Et c’est l’étude qui nous donna une autre patrie, une autre tradition; c’était la tradition de la grande lutte du XVIIIe siècle. Oh! que nous vous avons aimés, en puisant de toute la force de nos poumons, l’air frais soufflant pour la première fois sur le monde par la grande ouverture de 1789. Nous courbions nos têtes avec vénération devant ces figures sombres et fortes de vos saints pères du grand concile républicain, allant inaugurer l’ère de la raison et de la liberté.

La foi passionnée que la jeunesse russe avait pour la théorie allemande, pour la pratique française, semblait être justifiée «t couronnée en 1848.

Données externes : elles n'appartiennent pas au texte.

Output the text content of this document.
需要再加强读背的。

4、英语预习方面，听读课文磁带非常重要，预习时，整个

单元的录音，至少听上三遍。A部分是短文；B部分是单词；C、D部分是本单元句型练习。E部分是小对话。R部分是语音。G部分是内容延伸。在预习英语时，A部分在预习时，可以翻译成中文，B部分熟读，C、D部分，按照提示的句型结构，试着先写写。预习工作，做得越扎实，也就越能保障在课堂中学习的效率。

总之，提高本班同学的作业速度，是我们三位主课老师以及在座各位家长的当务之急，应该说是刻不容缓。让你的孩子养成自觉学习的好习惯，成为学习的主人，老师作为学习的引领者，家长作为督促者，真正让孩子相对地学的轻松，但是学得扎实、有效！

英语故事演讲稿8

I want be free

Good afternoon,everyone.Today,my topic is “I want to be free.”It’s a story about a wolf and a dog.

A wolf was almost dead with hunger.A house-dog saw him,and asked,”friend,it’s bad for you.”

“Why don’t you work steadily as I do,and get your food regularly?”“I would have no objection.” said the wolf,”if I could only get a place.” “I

Vous connaissez le revers de la médaille. L’année 48 n’était pas encore terminée que nous retournâmes de la Jérusalem moderne comme Luther retournait du Vatican. Encore une fois heimatlos, vagabonds du monde moral, nous restâmes sans point d’appui devant la puissance de l’empereur Nicolas, qui s’était prodigieusement accrue et assombrie.

La main qui nous guidait du dehors, tremblait pour ses trésors et s’efforçait de retourner à bord. Nous l’avons lâchée. C’était notre dernière émancipation, c’était notre nihilisme… Laissant la main, nous nous jetâmes au large, à nos risques et périls, dans la direction qu’elle nous avait désignée.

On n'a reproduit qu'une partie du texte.